We arrived around 6:15 pm to beat the dinner rush and went in through the back entrance, winding our way through the gleaming dining room and snagging seats at the end of the bar. The restaurant’s full menu is available there, no reservations or advance planning required. Scott, our friendly bartender, was precise without being fussy. I ordered a bourbon-based apple cocktail, while my friend had one of the barrel-aged offerings. Mine came garnished with pristine slices of white fruit. We decided a little more food was in order and shared the vegetable composition and the ricotta gnocchi. Both were fantastic, but the long wooden board full of vegetables, served every which way, turned out to be the dish I hadn’t known I had always wanted. Such is the nature of this place that when I took a sip of water and found it startlingly sweet, I didn’t say anything at first. I finally asked Scott why my water tasted like sugar. Was it a fancy restaurant thing? The other bartender, Tristan, heard me, and laughed. He had whipped up a simple syrup in the water pitcher, then forgotten to rinse it out. “Oh, thank goodness,” a woman next to me said. “I thought it was on purpose, and I didn’t want to say anything!” Hint: a perfect day could, and maybe should, end at FT33 with another cocktail. 



An art gallery

On a given Saturday, any number of galleries will have an opening reception for a new exhibition. Keep an eye on the websites for galleries such as Conduit, Craighead Green, and Holly Johnson, among others. These receptions are usually between 5 and 8 pm, so it is possible to take in some art before or after making your way to the bar at FT33.
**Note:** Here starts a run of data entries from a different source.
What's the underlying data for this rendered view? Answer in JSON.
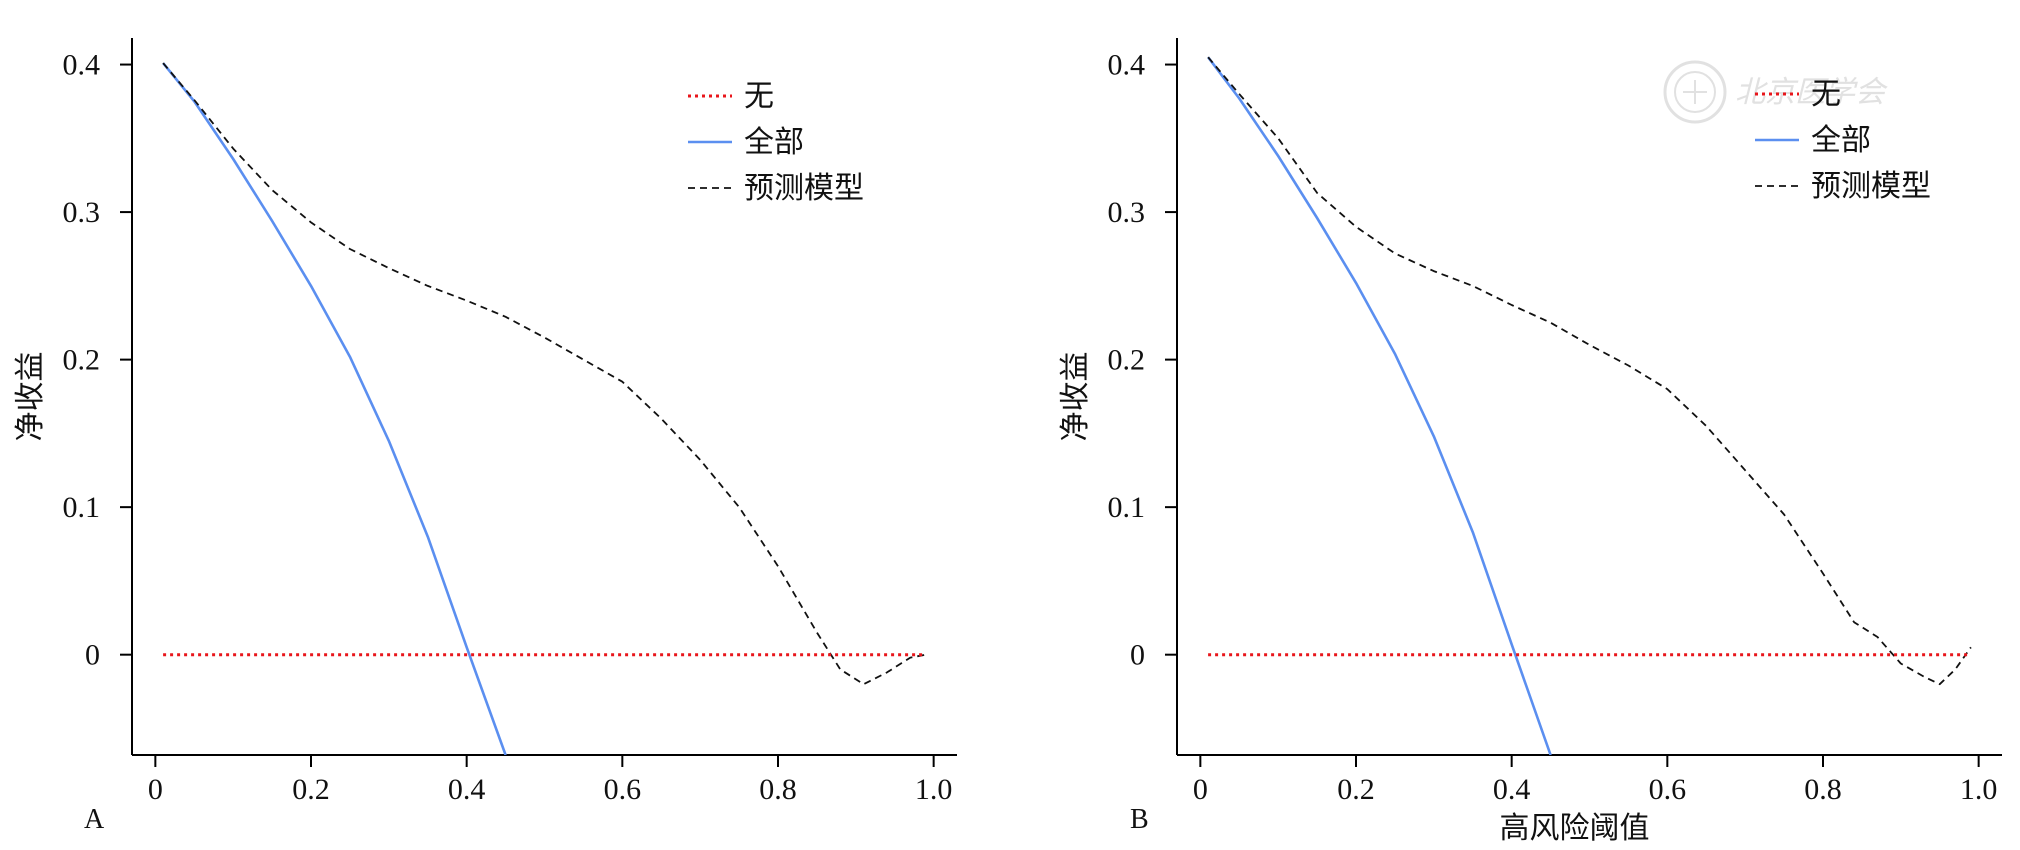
{
  "colors": {
    "none": "#e8161b",
    "all": "#5b8ff0",
    "model": "#111111"
  },
  "watermark": {
    "text": "北京医学会"
  },
  "chart_data": [
    {
      "type": "line",
      "panel_label": "A",
      "xlabel": "",
      "ylabel": "净收益",
      "xlim": [
        -0.03,
        1.03
      ],
      "ylim": [
        -0.068,
        0.418
      ],
      "xticks": [
        0,
        0.2,
        0.4,
        0.6,
        0.8,
        1.0
      ],
      "xtick_labels": [
        "0",
        "0.2",
        "0.4",
        "0.6",
        "0.8",
        "1.0"
      ],
      "yticks": [
        0,
        0.1,
        0.2,
        0.3,
        0.4
      ],
      "ytick_labels": [
        "0",
        "0.1",
        "0.2",
        "0.3",
        "0.4"
      ],
      "legend_position": "top-right",
      "series": [
        {
          "name": "无",
          "key": "none",
          "style": "dotted",
          "x": [
            0.01,
            0.99
          ],
          "y": [
            0,
            0
          ]
        },
        {
          "name": "全部",
          "key": "all",
          "style": "solid",
          "x": [
            0.01,
            0.05,
            0.1,
            0.15,
            0.2,
            0.25,
            0.3,
            0.35,
            0.4,
            0.45
          ],
          "y": [
            0.401,
            0.375,
            0.336,
            0.294,
            0.25,
            0.202,
            0.145,
            0.08,
            0.005,
            -0.068
          ]
        },
        {
          "name": "预测模型",
          "key": "model",
          "style": "dashed",
          "x": [
            0.01,
            0.05,
            0.1,
            0.15,
            0.2,
            0.25,
            0.3,
            0.35,
            0.4,
            0.45,
            0.5,
            0.55,
            0.6,
            0.65,
            0.7,
            0.75,
            0.8,
            0.85,
            0.88,
            0.91,
            0.94,
            0.97,
            0.99
          ],
          "y": [
            0.401,
            0.376,
            0.343,
            0.315,
            0.293,
            0.275,
            0.262,
            0.25,
            0.24,
            0.229,
            0.215,
            0.2,
            0.185,
            0.16,
            0.132,
            0.1,
            0.06,
            0.015,
            -0.01,
            -0.02,
            -0.012,
            -0.002,
            0
          ]
        }
      ]
    },
    {
      "type": "line",
      "panel_label": "B",
      "xlabel": "高风险阈值",
      "ylabel": "净收益",
      "xlim": [
        -0.03,
        1.03
      ],
      "ylim": [
        -0.068,
        0.418
      ],
      "xticks": [
        0,
        0.2,
        0.4,
        0.6,
        0.8,
        1.0
      ],
      "xtick_labels": [
        "0",
        "0.2",
        "0.4",
        "0.6",
        "0.8",
        "1.0"
      ],
      "yticks": [
        0,
        0.1,
        0.2,
        0.3,
        0.4
      ],
      "ytick_labels": [
        "0",
        "0.1",
        "0.2",
        "0.3",
        "0.4"
      ],
      "legend_position": "top-right",
      "series": [
        {
          "name": "无",
          "key": "none",
          "style": "dotted",
          "x": [
            0.01,
            0.99
          ],
          "y": [
            0,
            0
          ]
        },
        {
          "name": "全部",
          "key": "all",
          "style": "solid",
          "x": [
            0.01,
            0.05,
            0.1,
            0.15,
            0.2,
            0.25,
            0.3,
            0.35,
            0.4,
            0.45
          ],
          "y": [
            0.405,
            0.377,
            0.338,
            0.296,
            0.252,
            0.204,
            0.148,
            0.083,
            0.007,
            -0.068
          ]
        },
        {
          "name": "预测模型",
          "key": "model",
          "style": "dashed",
          "x": [
            0.01,
            0.05,
            0.1,
            0.15,
            0.2,
            0.25,
            0.3,
            0.35,
            0.4,
            0.45,
            0.5,
            0.55,
            0.6,
            0.65,
            0.7,
            0.75,
            0.8,
            0.84,
            0.87,
            0.9,
            0.93,
            0.95,
            0.97,
            0.99
          ],
          "y": [
            0.405,
            0.38,
            0.35,
            0.313,
            0.29,
            0.272,
            0.26,
            0.25,
            0.237,
            0.225,
            0.21,
            0.196,
            0.18,
            0.155,
            0.125,
            0.095,
            0.055,
            0.022,
            0.012,
            -0.006,
            -0.015,
            -0.02,
            -0.01,
            0.005
          ]
        }
      ]
    }
  ]
}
Call ahead with the number in your party to get on the list for one of the 12 retro lanes. On a Saturday evening, the place was packed, but I never had trouble getting a drink. Once I got the hang of hurling my 10-pound ball, the crash of pins was satisfying, even therapeutic. By the time I left, driving away into the misty dark, toward the lights of downtown, it was something very close to perfect.